Insufficient Investment in Technology Could Stifle Operations Effectiveness
Operations leaders believe insufficient investment in technology could hold back the effectiveness of their departments to manage expected periods of additional significant change, according to new research by Pegasystems the software company that crushes business complexity. The global study, conducted by research firm iResearch, surveyed operations leaders from 10 countries in the Americas, Europe, and Asia-Pacific for their thoughts on what the future holds for operations functions over the next five years.
With responsibility for people, budgets, project delivery, transformation, and strategy, operations teams can make or break the success of any modern organization. Notwithstanding this, the research showed that 50 percent of respondents feel that operations do not currently get the level of investment needed to be truly effective. This is despite the fact that nearly two thirds (64 percent) say additional investment in technology would have a significant transformational impact on both the efficiency and effectiveness of operations teams. Meanwhile, 73 percent say that the ability to keep up to date with the latest technologies will be key over the course of the next five years, with investment in technology seen as key to building greater resiliency and predictability for operations functions, while also potentially mitigating the impact of the next big disruption.
The study also found that the next five years are predicted to bring a period of additional significant change for operations teams, with technology expected to play a key role in enabling the successful operations functions of tomorrow for those prepared to make the required investment.
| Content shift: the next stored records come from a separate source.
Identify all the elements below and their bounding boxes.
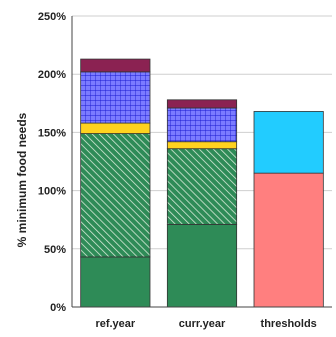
bar-segment xyxy=(253,111,324,174)
bar-segment xyxy=(80,71,151,124)
bar-segment xyxy=(80,122,151,134)
x-tick-label: ref.year xyxy=(95,318,135,330)
y-tick-label: 0% xyxy=(50,302,66,314)
bar-segment xyxy=(166,99,238,109)
bar-segment xyxy=(166,223,238,308)
y-tick-label: 200% xyxy=(38,69,66,81)
bar-segment xyxy=(80,58,151,73)
y-tick-labels: 0% 50% 100% 150% 200% 250% xyxy=(38,11,66,314)
x-tick-label: thresholds xyxy=(261,318,317,330)
y-tick-label: 150% xyxy=(38,127,66,139)
y-tick-label: 100% xyxy=(38,186,66,198)
bar-segment xyxy=(166,107,238,143)
bar-segment xyxy=(80,133,151,258)
y-tick-label: 250% xyxy=(38,11,66,23)
bar-segment xyxy=(253,172,324,308)
axes xyxy=(71,16,332,308)
bar-segment xyxy=(80,256,151,308)
x-tick-label: curr.year xyxy=(179,318,226,330)
bar-segment xyxy=(166,148,238,225)
bars xyxy=(80,58,324,308)
y-tick-label: 50% xyxy=(44,244,66,256)
y-axis-label: % minimum food needs xyxy=(15,112,29,247)
x-tick-labels: ref.year curr.year thresholds xyxy=(95,318,316,330)
bar-segment xyxy=(166,141,238,150)
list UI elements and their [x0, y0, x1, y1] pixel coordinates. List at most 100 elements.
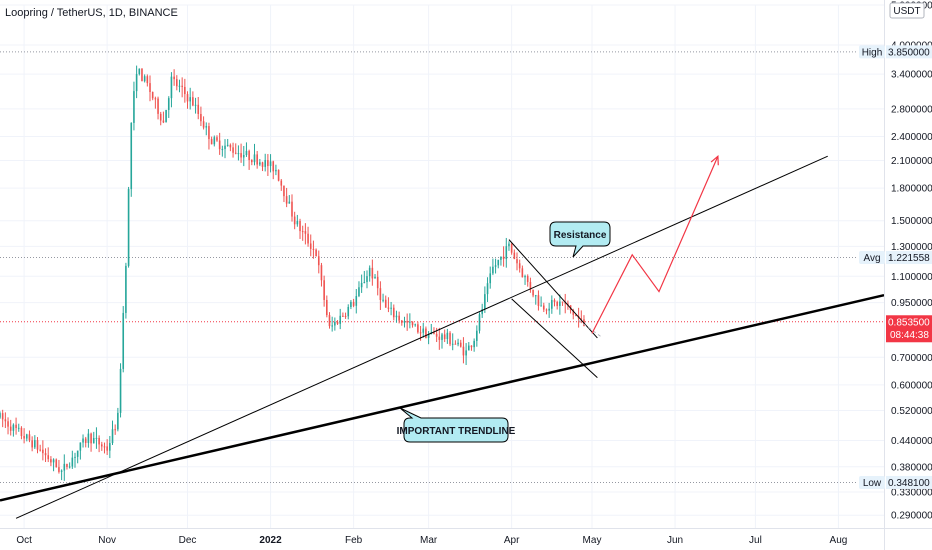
candle-body [328, 315, 331, 327]
candle-body [269, 161, 272, 167]
candle-body [363, 282, 366, 284]
candle-body [151, 92, 154, 99]
candle-body [542, 305, 545, 310]
candle-body [170, 76, 173, 99]
candle-body [135, 74, 138, 92]
candle-body [44, 453, 47, 456]
candle-body [301, 231, 304, 233]
y-tick-label: 2.800000 [891, 104, 932, 115]
x-tick-label: Feb [345, 535, 363, 546]
currency-badge[interactable] [889, 2, 925, 19]
candle-body [561, 301, 564, 303]
candle-body [435, 333, 438, 337]
candle-body [484, 294, 486, 310]
candle-body [537, 295, 540, 306]
candle-body [25, 434, 28, 439]
candle-body [291, 201, 293, 217]
candle-body [175, 79, 178, 87]
candle-body [508, 243, 510, 247]
candle-body [470, 345, 473, 348]
candle-body [87, 433, 90, 443]
candle-body [79, 442, 82, 451]
candle-body [47, 455, 50, 460]
candle-body [459, 342, 462, 347]
x-tick-label: Nov [98, 535, 116, 546]
candle-body [9, 426, 12, 431]
candle-body [109, 443, 111, 451]
candle-body [502, 256, 505, 260]
candle-body [277, 169, 280, 181]
candle-body [368, 267, 371, 277]
high-label: High [862, 47, 883, 58]
candle-body [119, 368, 122, 413]
candle-body [572, 310, 575, 315]
candle-body [256, 154, 258, 165]
candle-body [473, 340, 475, 348]
candle-body [234, 152, 237, 154]
candle-body [411, 321, 414, 326]
candle-body [251, 160, 253, 163]
candle-body [342, 315, 344, 317]
candle-body [28, 434, 31, 441]
candle-body [122, 312, 125, 369]
candle-body [261, 162, 264, 167]
candle-body [529, 281, 532, 290]
x-tick-label: Mar [420, 535, 438, 546]
time-axis[interactable]: Oct Nov Dec 2022 Feb Mar Apr May Jun Jul Aug [16, 535, 847, 546]
candle-body [449, 332, 451, 345]
candle-body [307, 233, 309, 244]
y-tick-label: 0.600000 [891, 380, 932, 391]
candle-body [200, 113, 202, 122]
candle-body [315, 249, 317, 257]
high-value-tag [886, 45, 932, 59]
candle-body [208, 126, 210, 140]
y-tick-label: 0.290000 [891, 511, 932, 522]
y-tick-label: 1.100000 [891, 272, 932, 283]
avg-value: 1.221558 [888, 253, 930, 264]
y-tick-label: 2.400000 [891, 132, 932, 143]
candle-body [548, 308, 550, 311]
trendline-label: IMPORTANT TRENDLINE [397, 426, 516, 437]
candle-body [331, 325, 333, 327]
candle-body [114, 429, 116, 431]
low-value: 0.348100 [888, 478, 930, 489]
x-tick-label: Oct [16, 535, 32, 546]
candle-body [98, 437, 100, 445]
candle-body [63, 463, 66, 471]
candle-body [390, 307, 392, 309]
candle-body [425, 328, 427, 339]
candle-body [181, 85, 183, 87]
y-tick-label: 3.400000 [891, 70, 932, 81]
candle-body [366, 276, 368, 283]
candle-body [443, 334, 446, 340]
trendline-callout[interactable]: IMPORTANT TRENDLINE [397, 407, 516, 443]
candle-body [157, 98, 159, 114]
candle-body [259, 162, 261, 165]
key-levels [0, 51, 884, 483]
candle-body [146, 76, 149, 84]
candle-body [143, 76, 146, 82]
last-price-tag [886, 315, 932, 343]
high-label-tag [859, 45, 885, 59]
candle-body [358, 287, 360, 297]
x-tick-label: May [583, 535, 602, 546]
candle-body [387, 307, 390, 309]
candle-body [17, 427, 20, 429]
candle-body [293, 216, 296, 225]
candle-body [162, 120, 165, 123]
candle-body [82, 438, 84, 443]
candle-body [224, 145, 226, 150]
avg-value-tag [886, 251, 932, 265]
x-tick-label: Jul [749, 535, 762, 546]
currency-label: USDT [893, 6, 920, 17]
y-tick-label: 0.380000 [891, 462, 932, 473]
resistance-label: Resistance [554, 230, 607, 241]
resistance-callout[interactable]: Resistance [549, 221, 611, 258]
candle-body [492, 266, 494, 274]
y-tick-label: 1.800000 [891, 184, 932, 195]
candle-body [12, 424, 15, 431]
x-tick-label: Apr [504, 535, 520, 546]
candle-body [494, 265, 497, 267]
Some of the expected changes to occur include:
- A move to ubiquitous automation: Seventy-one percent of respondents say the automation of routine administrative and IT tasks will have either a ‘big or transformational’ impact on the operations function over the course of the next five years, while the same percentage also indicated that optimizing workflow through AI and automation will have a similar impact over the same period. This suggests organizations will place greater emphasis on implementing AI-powered decisioning and workflow automation to streamline processes and transform their workflow by reducing inefficiencies and unlocking value.
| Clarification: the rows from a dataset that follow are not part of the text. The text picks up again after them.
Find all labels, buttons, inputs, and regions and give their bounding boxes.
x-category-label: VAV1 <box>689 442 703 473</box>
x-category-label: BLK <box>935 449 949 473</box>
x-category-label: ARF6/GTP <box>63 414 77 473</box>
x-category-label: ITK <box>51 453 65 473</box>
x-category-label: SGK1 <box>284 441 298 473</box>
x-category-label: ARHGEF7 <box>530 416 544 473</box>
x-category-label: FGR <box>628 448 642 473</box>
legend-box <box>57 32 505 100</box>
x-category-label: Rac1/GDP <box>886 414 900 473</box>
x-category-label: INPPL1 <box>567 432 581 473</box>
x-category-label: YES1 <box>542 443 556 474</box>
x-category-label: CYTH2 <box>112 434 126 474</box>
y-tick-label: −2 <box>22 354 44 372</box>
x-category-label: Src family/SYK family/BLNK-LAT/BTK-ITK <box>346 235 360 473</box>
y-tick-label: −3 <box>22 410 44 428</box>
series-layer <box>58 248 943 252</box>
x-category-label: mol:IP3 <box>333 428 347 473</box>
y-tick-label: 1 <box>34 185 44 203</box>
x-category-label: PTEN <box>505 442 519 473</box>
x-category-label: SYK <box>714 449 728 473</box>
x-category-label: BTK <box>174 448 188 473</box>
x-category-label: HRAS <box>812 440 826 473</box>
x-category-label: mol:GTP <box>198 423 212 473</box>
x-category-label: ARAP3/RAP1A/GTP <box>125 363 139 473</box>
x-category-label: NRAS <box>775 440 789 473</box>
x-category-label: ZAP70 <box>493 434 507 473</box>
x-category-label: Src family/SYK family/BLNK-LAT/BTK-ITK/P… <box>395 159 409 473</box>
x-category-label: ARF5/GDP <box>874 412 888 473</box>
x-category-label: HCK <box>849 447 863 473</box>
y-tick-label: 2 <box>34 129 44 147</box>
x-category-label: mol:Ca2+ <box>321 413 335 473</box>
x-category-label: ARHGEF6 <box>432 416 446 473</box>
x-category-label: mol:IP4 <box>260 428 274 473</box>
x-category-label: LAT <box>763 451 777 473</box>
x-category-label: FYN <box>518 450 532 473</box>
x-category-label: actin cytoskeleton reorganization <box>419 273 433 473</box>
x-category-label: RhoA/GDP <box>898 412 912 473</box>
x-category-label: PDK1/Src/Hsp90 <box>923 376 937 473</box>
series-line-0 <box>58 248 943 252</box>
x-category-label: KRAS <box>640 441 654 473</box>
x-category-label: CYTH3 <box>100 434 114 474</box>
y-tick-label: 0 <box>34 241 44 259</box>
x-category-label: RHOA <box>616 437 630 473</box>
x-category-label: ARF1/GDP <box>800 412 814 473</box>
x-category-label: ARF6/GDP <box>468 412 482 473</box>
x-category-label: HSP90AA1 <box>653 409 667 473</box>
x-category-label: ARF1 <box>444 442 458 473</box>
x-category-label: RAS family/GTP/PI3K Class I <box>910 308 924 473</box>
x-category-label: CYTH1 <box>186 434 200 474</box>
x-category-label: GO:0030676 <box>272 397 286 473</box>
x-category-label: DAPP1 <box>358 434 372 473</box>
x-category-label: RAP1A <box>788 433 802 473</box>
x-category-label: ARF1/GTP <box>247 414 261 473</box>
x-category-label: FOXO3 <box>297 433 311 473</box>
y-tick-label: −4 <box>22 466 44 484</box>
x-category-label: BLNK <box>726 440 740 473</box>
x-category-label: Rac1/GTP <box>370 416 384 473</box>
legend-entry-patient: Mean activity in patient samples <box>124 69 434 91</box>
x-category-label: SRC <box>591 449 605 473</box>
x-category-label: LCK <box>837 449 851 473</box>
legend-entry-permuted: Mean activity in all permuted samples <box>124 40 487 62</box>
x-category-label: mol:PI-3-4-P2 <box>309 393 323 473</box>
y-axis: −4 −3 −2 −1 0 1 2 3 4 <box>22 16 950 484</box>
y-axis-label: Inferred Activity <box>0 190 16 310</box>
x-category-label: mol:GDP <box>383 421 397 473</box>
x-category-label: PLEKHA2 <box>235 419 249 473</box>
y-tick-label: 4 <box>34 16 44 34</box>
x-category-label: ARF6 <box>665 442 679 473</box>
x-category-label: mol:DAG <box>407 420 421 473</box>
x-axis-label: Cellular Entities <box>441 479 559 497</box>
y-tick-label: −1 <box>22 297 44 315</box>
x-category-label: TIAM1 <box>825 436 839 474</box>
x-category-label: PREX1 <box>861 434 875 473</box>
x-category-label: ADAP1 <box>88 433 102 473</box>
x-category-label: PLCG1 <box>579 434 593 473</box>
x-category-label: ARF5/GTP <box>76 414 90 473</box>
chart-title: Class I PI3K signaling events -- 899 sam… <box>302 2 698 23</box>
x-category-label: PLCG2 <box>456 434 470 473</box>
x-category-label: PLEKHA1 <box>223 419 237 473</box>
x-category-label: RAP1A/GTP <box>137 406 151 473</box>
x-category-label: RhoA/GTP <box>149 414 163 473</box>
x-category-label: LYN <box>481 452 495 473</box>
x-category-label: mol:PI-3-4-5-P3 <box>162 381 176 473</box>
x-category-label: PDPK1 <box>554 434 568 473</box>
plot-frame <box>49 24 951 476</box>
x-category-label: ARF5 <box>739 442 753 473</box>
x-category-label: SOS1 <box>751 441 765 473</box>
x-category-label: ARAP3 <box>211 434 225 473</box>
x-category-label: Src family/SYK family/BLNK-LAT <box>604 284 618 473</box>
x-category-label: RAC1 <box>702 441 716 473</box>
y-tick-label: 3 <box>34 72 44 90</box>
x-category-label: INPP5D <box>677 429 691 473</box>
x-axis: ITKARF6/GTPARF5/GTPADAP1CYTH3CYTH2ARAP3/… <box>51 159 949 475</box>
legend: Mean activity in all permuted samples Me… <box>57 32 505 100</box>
- The future is hybrid, not zero operations: While many consultants and technologists have predicted that the future of the operations function is ‘zero operations’, in which everything is automated, respondents indicated that a hybrid model, with a mixture of automation and in-person, seems the most likely. Almost one third (29 percent) say they were already too committed to a hands-on, human approach to fully automate their operations function, while one quarter (26 percent) say they require a specific person to do perform the role effectively, meaning they are unable to automate.
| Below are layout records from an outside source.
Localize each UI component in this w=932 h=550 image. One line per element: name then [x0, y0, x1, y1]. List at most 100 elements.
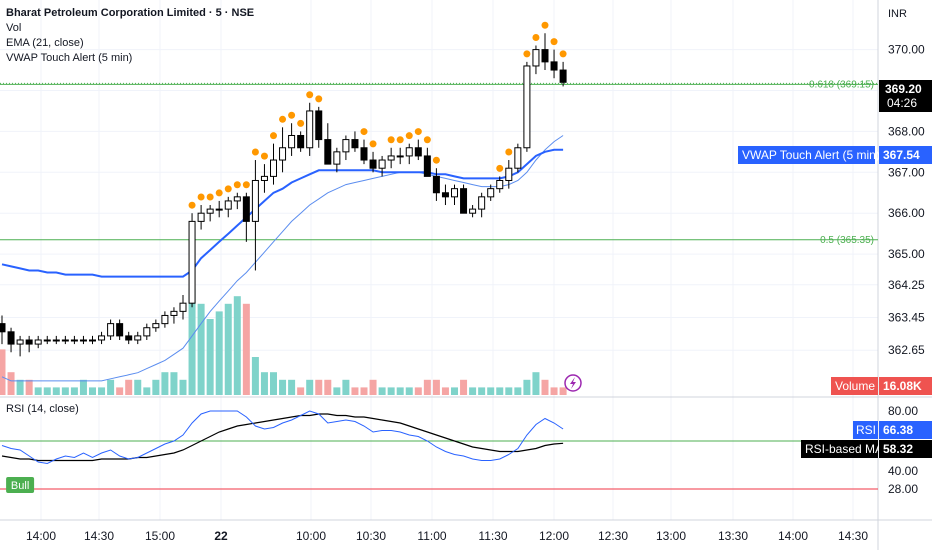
- volume-bar: [0, 349, 6, 395]
- candle-body: [70, 339, 78, 342]
- legend-ema[interactable]: EMA (21, close): [6, 37, 84, 49]
- candle-body: [315, 110, 323, 141]
- candle-body: [7, 331, 15, 345]
- legend-vol[interactable]: Vol: [6, 22, 22, 34]
- alert-dot: [414, 128, 422, 136]
- legend-vwap-alert[interactable]: VWAP Touch Alert (5 min): [6, 52, 133, 64]
- alert-dot: [197, 193, 205, 201]
- time-tick-label: 14:00: [778, 529, 808, 543]
- volume-bar: [405, 387, 413, 395]
- candle-body: [251, 179, 259, 222]
- candle-body: [116, 323, 124, 337]
- candle-body: [107, 323, 115, 337]
- candle-body: [478, 196, 486, 210]
- candle-body: [487, 188, 495, 198]
- volume-bar: [487, 387, 495, 395]
- time-tick-label: 14:30: [838, 529, 868, 543]
- alert-dot: [224, 185, 232, 193]
- alert-dot: [505, 148, 513, 156]
- rsi-label: RSI: [856, 423, 876, 437]
- alert-dot: [432, 156, 440, 164]
- vwap-value-tag: 367.54: [883, 148, 920, 162]
- price-tag-box: [879, 80, 932, 112]
- candle-body: [369, 159, 377, 169]
- rsi-value-tag: 66.38: [883, 423, 913, 437]
- candle-body: [333, 151, 341, 165]
- volume-label: Volume: [835, 379, 875, 393]
- volume-label-box: [831, 377, 878, 395]
- alert-dot: [369, 140, 377, 148]
- alert-dot: [270, 132, 277, 140]
- candle-body: [514, 147, 522, 169]
- alert-dot: [188, 201, 196, 209]
- volume-bar: [396, 387, 404, 395]
- volume-bar: [25, 379, 33, 395]
- chart-legend: Bharat Petroleum Corporation Limited · 5…: [6, 6, 254, 66]
- volume-bar: [451, 387, 458, 395]
- rsi-legend[interactable]: RSI (14, close): [6, 403, 79, 415]
- candle-body: [197, 212, 205, 222]
- time-tick-label: 10:30: [356, 529, 386, 543]
- alert-dot: [251, 148, 259, 156]
- volume-bar: [279, 379, 287, 395]
- volume-bar: [52, 387, 60, 395]
- rsi-label-box: [853, 421, 878, 439]
- volume-bar: [7, 372, 15, 395]
- candle-body: [387, 155, 395, 161]
- candle-body: [170, 310, 178, 316]
- candle-body: [451, 188, 458, 198]
- candle-body: [152, 323, 160, 329]
- volume-bar: [333, 387, 341, 395]
- volume-bar: [70, 387, 78, 395]
- rsi-line: [1, 410, 564, 465]
- candle-body: [396, 155, 404, 158]
- rsi-ma-label: RSI-based MA: [805, 442, 883, 456]
- candle-body: [89, 339, 96, 342]
- candle-body: [143, 327, 151, 337]
- candle-body: [43, 339, 51, 342]
- alert-dot: [315, 95, 323, 103]
- volume-bar: [188, 288, 196, 395]
- alert-dot: [523, 50, 531, 58]
- time-tick-label: 14:30: [84, 529, 114, 543]
- volume-bar: [532, 372, 540, 395]
- alert-dot: [297, 119, 305, 127]
- candle-body: [550, 61, 558, 71]
- candle-body: [360, 147, 368, 161]
- time-tick-label: 11:30: [478, 529, 507, 543]
- volume-bar: [460, 379, 468, 395]
- volume-bar: [98, 387, 106, 395]
- volume-bar: [134, 379, 142, 395]
- rsi-value-tag-box: [879, 421, 932, 439]
- time-tick-label: 13:00: [656, 529, 686, 543]
- rsi-ma-label-box: [801, 440, 878, 458]
- volume-bar: [116, 387, 124, 395]
- volume-bar: [541, 379, 549, 395]
- rsi-ma-value-tag-box: [879, 440, 932, 458]
- candle-body: [25, 339, 33, 345]
- alert-dot: [387, 136, 395, 144]
- volume-bar: [306, 379, 314, 395]
- candle-body: [34, 339, 42, 345]
- candle-body: [505, 167, 513, 181]
- candle-body: [460, 188, 468, 214]
- volume-bar: [260, 372, 268, 395]
- volume-bar: [514, 387, 522, 395]
- time-tick-label: 13:30: [718, 529, 748, 543]
- alert-dot: [242, 181, 250, 189]
- volume-bar: [432, 379, 440, 395]
- candle-body: [242, 196, 250, 222]
- price-tick-label: 365.00: [888, 247, 925, 261]
- volume-bar: [414, 387, 422, 395]
- candle-body: [496, 179, 504, 190]
- candle-body: [532, 49, 540, 67]
- time-tick-label: 15:00: [145, 529, 175, 543]
- candle-body: [297, 134, 305, 149]
- candle-body: [188, 220, 196, 304]
- currency-label[interactable]: INR: [888, 8, 907, 20]
- candle-body: [16, 339, 24, 345]
- volume-bar: [143, 387, 151, 395]
- price-tick-label: 362.65: [888, 343, 925, 357]
- price-tick-label: 370.00: [888, 43, 925, 57]
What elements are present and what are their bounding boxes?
- Ops leaders will need to become more tech savvy: When asked which competencies will be most important to them in the next three to five years, respondents identified digital and computational skills as the most significant – with one third (32 percent) citing them as key. Leaders in the operations function will also be required to upskill themselves in other ways, with business strategy (31 percent) and collaboration (26 percent) deemed to be important competencies to develop.
- The rise of the ops specialist: The rise of automation and hybrid operations functions will see a greater number of operations specialists. Half of the respondents (48 percent) say they will need to hire more specialists to handle operations work that can’t be automated or digitized, while over one third (36 percent) say they will reduce the number of generalists in operations roles.